На первых страницах почти каждой новеллы Шаль дает яркие характеристики внешности и темперамента своих героинь, непохожие на клишированные описания галантных новелл. Выше упоминалось о некоторых недоразумениях или несчастьях, порождающих конфликты, в том числе иногда между любящими. Когда бедную и добродетельную Анжелику встречают в богатом наряде (за счет любящего ее героя), то ей приходится доказывать, что она не содержанка. Это ей не только удается, но способствует ускорению счастливого брака. Получение девицей Дюпюи любовных писем от третьего лица (на самом деле предназначенных не ей) приводит к конфликту ее с ревнивым женихом Деронэ и служит ему своеобразным испытанием, которое благодаря участию друзей счастливо завершается. Гораздо трагичнее в этом смысле история Сильвии и Дефрана.
На первом этапе возникает недоразумение из-за ее «темного» происхождения и наветов на нее (обвинение в плутовстве, воровстве и разврате), но это недоразумение разрешается полностью в ее пользу, так как происхождение оказывается сверхблагородным, не было воровства и разврата. Однако на втором этапе (это уже новый новеллистический сюжет, второй круг романического повествования) она, оставаясь добродетельной по существу, изменяет мужу, так как соблазнитель пользуется безотказным магическим средством. Здесь Шаль решается на изображение иррациональных подсознательных механизмов (как отчасти и в образе старика Дюпюи). Последние эпизоды этого маленького романа рисуют психологические последствия парадоксальной ситуации: ее покорность и готовность на мучения, лишь бы оставаться рядом с ним, и длительную борьбу в его душе между нежностью, ревностью со вспышками садистической ненависти и любовью, которая побеждает, когда Сильвия уже умирает. Как указывалось выше, последняя новелла фактически довольно сильно отклоняется от схемы.
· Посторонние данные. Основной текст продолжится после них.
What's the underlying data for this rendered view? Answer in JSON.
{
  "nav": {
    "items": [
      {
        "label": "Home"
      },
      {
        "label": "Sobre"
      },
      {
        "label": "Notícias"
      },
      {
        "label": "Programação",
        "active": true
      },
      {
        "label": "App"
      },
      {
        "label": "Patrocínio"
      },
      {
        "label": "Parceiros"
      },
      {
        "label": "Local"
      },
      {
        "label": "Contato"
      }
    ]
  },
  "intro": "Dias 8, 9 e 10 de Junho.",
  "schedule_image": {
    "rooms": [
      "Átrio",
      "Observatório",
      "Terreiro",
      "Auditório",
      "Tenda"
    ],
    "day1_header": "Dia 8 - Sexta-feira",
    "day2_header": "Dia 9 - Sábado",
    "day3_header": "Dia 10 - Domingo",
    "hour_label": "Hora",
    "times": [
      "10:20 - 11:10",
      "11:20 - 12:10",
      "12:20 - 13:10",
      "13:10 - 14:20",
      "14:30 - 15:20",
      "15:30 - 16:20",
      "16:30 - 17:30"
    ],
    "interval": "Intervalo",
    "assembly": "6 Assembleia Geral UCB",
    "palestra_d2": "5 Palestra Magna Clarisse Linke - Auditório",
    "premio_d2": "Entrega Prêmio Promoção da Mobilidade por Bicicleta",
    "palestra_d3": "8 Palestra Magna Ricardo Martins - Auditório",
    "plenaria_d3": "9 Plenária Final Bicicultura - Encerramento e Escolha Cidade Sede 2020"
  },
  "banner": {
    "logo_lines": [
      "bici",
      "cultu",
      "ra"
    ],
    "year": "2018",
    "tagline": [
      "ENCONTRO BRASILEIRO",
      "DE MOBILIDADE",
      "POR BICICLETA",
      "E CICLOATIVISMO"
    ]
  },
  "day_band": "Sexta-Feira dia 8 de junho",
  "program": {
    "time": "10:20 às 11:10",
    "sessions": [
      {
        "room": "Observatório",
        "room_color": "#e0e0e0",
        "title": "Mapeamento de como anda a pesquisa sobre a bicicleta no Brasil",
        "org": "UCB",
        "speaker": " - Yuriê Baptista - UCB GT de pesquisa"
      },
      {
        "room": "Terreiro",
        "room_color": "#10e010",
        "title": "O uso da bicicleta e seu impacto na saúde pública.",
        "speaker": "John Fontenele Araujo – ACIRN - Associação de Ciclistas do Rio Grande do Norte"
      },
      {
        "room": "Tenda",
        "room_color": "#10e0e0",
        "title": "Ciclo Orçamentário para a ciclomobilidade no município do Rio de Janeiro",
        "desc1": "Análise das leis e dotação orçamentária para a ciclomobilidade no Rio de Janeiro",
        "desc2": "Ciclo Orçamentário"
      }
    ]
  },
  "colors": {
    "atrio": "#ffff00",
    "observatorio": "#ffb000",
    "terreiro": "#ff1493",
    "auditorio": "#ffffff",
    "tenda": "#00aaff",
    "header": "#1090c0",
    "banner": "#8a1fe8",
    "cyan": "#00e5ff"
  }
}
В ней показано несколько эпизодов отношений героя с разными женщинами, с которыми он ведет себя по-разному. Их характеры обрисованы бегло, а главный пафос новеллы — в переходе либертена к добродетельной любви. В целом характеры основных мужских героев менее яркие и своеобразные (может быть, как раз за исключением последнего). Не случайно книга называется «Знаменитые француженки».
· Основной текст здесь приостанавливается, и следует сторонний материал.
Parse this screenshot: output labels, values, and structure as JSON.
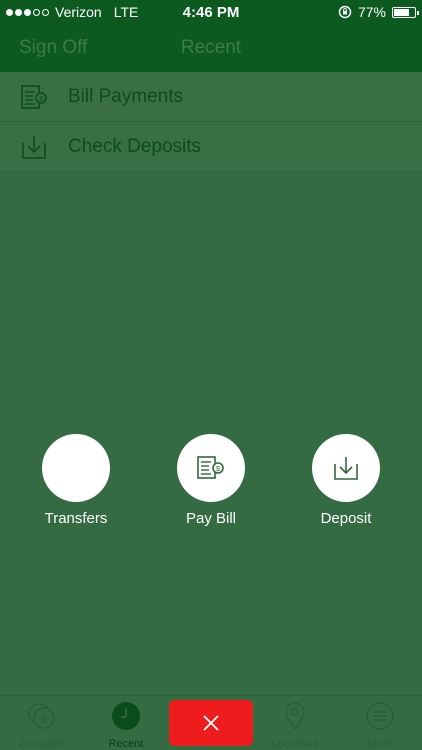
{
  "status_bar": {
    "carrier": "Verizon",
    "network": "LTE",
    "time": "4:46 PM",
    "battery": "77%",
    "battery_level": 0.77
  },
  "nav": {
    "sign_off": "Sign Off",
    "title": "Recent"
  },
  "menu": {
    "items": [
      {
        "label": "Bill Payments",
        "icon": "bill-icon"
      },
      {
        "label": "Check Deposits",
        "icon": "download-tray-icon"
      }
    ]
  },
  "actions": {
    "transfers": "Transfers",
    "pay_bill": "Pay Bill",
    "deposit": "Deposit"
  },
  "tabs": {
    "accounts": "Accounts",
    "recent": "Recent",
    "locations": "Locations",
    "more": "More"
  },
  "colors": {
    "brand_dark": "#0c5a1f",
    "background": "#356b42",
    "close_red": "#ee1c1c"
  }
}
В плане жанровой эволюции просветительское движение мало что добавило к исторически сложившейся форме новеллы. Другое дело, что в новеллу стали проникать просветительские идеи и идеалы. Традиции новеллы-повести, сложившиеся в XVII в., возможно, были одним из источников новой жанровой разновидности — философской повести, так блестяще разработанной Вольтером. Но сами философские повести нельзя считать ни новеллами, ни романами, поскольку происшествия, которые случаются с героями, в том числе события их частной жизни, — не более как материал, как оболочка для философской аллегории или сатиры.
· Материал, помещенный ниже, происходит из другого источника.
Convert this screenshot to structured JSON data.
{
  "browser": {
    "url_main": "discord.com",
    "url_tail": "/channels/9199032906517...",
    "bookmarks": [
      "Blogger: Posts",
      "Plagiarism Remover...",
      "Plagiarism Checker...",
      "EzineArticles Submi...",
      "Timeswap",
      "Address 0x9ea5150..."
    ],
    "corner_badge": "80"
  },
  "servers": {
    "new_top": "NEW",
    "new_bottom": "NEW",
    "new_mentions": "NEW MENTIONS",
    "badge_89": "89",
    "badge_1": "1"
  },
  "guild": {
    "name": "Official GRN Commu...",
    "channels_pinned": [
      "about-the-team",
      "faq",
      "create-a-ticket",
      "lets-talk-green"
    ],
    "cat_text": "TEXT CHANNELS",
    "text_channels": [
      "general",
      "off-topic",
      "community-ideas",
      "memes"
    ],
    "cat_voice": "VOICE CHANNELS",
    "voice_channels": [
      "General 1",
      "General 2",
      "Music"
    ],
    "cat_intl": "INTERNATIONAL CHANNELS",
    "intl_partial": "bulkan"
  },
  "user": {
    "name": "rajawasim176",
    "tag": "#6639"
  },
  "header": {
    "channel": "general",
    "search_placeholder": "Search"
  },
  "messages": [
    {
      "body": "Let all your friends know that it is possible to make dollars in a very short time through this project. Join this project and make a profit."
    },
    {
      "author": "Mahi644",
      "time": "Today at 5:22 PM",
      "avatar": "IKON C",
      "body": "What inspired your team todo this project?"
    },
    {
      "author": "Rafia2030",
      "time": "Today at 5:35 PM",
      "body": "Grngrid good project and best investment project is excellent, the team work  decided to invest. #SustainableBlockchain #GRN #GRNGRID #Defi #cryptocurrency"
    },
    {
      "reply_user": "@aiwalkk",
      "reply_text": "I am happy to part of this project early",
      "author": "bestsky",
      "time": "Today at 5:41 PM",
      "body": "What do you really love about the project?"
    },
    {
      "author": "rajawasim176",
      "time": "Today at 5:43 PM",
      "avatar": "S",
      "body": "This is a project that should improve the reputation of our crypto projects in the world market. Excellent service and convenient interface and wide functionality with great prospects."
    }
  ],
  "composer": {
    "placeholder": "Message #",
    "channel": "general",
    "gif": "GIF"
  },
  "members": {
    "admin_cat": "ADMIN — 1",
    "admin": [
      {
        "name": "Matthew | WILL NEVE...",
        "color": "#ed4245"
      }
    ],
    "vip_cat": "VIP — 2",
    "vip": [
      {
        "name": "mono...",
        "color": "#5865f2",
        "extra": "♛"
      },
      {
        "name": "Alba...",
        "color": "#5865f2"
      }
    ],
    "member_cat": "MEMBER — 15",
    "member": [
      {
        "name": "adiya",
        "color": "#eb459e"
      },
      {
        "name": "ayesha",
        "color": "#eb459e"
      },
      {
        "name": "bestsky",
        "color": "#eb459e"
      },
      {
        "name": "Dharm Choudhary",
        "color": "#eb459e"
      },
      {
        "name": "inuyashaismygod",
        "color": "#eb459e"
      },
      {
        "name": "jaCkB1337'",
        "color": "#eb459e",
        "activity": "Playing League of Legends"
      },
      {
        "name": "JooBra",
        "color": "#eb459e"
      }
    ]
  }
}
Дидро не оставил сборника новелл, но новеллистический материал широко используется в его произведениях. В диалогизированном повествовании «Это не сказка» содержатся две параллельные истории о неблагодарных людях, не оценивших или пренебрегших любовью (преданностью, верностью), способных ее жестоко эксплуатировать и т. п. Истории эти, несомненно, излагаются с нравоучительной целью, но Дидро избегает однозначных и окончательных приговоров. Как мастер психологического анализа, Дидро здесь продолжает линию Лафайет, Шаля, Прево, Мариво, линию, ведущую в конечном счете к Стендалю и Мериме. То же следует сказать и об образцовой новелле о мести госпожи де Ла Помере разлюбившему ее маркизу Дезарси, которому она подсовывает в жены падшую женщину. Блестящий новеллистический поворот в развязке (падшая женщина превращается в преданную жену, и маркиз познает семейное счастье) совпадает с гибкой и глубокой позицией Дидро в отношении психологии и морали. Эта история является вставной новеллой в романе «Жак-фаталист», выдержанном в v стиле, близком Рабле и Стерну. Другие вставные эпизоды более традиционны по сюжету: история о том, как Жак «потерял невинность», напоминает итальянские и французские фривольные юмористические новеллы, а история обмана «хозяина» со стороны его мнимого друга, его любовницы и различных плутов, не брезгующих ростовщичеством, напоминает плутовские новеллы или эпизоды плутовского романа. Вместе с тем это не просто вставные новеллы: они перебиваются диалогами Жака и его хозяина, обсуждаются с разных сторон и по-стерниански вплетаются в основной текст «Жака-фаталиста».